Avoid committing credentials in conf/. Only the conf/local/ folder should be used for sensitive information like access credentials.

Note

By default any file inside the conf/ folder (and its subfolders) containing credentials in its name will be ignored via .gitignore.

Run the example project¶

Once you have created the project, to run project-specific Kedro commands, you need to navigate to the directory in which it has been created.

Call kedro install to install the project’s dependencies. Next, call kedro run:

cd getting-started
kedro install
kedro run

When the command completes, you should see a log message similar to the following in your console:

2019-02-13 16:59:26,293 - kedro.runner.sequential_runner - INFO - Completed 4 out of 4 tasks
2019-02-13 16:59:26,293 - kedro.runner.sequential_runner - INFO - Pipeline execution completed successfully.

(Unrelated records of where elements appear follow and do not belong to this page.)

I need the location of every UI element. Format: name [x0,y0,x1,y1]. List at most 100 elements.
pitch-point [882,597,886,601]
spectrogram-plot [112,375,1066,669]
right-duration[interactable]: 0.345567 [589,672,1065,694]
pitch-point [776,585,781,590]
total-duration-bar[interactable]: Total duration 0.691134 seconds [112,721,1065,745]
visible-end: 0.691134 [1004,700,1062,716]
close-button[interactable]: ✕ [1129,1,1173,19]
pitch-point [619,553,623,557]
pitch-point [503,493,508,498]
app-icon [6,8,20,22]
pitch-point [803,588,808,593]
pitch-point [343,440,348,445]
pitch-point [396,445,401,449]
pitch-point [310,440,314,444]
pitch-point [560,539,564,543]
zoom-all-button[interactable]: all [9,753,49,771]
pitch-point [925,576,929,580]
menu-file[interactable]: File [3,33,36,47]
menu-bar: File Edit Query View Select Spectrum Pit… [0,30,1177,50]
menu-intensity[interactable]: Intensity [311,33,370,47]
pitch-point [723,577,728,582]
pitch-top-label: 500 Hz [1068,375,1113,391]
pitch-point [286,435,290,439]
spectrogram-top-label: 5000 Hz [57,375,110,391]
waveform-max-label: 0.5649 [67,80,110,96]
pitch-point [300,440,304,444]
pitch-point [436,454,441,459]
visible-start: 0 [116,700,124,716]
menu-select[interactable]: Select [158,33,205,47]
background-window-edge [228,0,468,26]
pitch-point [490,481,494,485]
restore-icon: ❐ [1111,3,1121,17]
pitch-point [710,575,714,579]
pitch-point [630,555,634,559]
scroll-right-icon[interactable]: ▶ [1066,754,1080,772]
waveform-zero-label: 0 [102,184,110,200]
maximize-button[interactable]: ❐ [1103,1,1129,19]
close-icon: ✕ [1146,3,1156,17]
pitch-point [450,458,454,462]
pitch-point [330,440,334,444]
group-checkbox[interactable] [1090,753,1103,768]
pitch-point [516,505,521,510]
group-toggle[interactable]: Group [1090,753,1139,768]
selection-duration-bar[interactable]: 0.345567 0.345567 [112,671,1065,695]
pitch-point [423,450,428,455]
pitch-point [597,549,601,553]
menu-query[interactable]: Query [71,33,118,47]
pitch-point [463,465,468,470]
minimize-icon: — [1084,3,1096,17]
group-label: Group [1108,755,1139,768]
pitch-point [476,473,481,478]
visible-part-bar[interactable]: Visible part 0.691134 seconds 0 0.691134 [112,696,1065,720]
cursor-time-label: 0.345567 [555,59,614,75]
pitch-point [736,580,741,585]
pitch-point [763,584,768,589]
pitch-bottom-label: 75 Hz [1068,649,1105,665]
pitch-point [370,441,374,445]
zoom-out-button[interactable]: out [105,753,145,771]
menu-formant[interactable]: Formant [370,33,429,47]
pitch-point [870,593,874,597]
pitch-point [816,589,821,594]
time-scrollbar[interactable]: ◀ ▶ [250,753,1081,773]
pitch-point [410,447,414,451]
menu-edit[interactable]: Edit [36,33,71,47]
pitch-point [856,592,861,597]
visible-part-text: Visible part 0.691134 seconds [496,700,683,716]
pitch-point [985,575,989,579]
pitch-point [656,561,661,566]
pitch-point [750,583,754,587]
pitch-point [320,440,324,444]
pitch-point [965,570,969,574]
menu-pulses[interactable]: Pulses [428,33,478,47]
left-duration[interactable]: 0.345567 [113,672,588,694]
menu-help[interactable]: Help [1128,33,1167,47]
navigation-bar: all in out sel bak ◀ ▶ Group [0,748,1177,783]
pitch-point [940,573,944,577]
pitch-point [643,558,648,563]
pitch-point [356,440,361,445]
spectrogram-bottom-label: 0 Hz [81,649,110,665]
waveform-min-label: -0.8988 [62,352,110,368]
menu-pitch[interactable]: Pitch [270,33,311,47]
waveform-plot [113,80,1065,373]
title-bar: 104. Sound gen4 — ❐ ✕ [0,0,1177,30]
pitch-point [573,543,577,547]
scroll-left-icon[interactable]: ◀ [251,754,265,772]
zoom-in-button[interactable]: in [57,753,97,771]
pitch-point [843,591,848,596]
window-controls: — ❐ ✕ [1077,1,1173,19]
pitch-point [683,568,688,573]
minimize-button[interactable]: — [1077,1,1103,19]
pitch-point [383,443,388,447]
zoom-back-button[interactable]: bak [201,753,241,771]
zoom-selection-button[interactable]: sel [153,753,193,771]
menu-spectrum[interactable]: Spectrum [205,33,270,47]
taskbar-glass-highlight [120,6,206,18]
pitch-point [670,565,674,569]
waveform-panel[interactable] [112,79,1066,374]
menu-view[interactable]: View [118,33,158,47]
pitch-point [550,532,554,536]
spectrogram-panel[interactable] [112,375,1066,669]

Under the hood: Pipelines and nodes¶

The example project contains two modular pipelines:

A data_engineering pipeline (src/get_started/pipelines/data_engineering/pipeline.py) responsible for splitting the data into training and testing samples
A data_science pipeline (src/get_started/pipelines/data_science/pipeline.py) responsible for model training, predictions and accuracy-reporting

Data engineering node

This is the data engineering node function within src/get_started/pipelines/data_engineering/nodes.py:

Node	Description	Node Function Name
Split data	Splits the example Iris dataset into train and test samples	`split_data`

Data science node

These are the data science node functions within pipelines/data_science/nodes.py:

Node	Description	Node Function Name
Train model	Trains a simple multi-class logistic regression model	`train_model`
Predict	Makes class predictions given a pre-trained model and a test set	`predict`
Report accuracy	Reports the accuracy of the predictions performed by the previous node	`report_accuracy`

The file src/pipeline_registry.py creates and collates the project’s modular pipelines into a single pipeline, resolving node execution order from the input and output data dependencies between the nodes.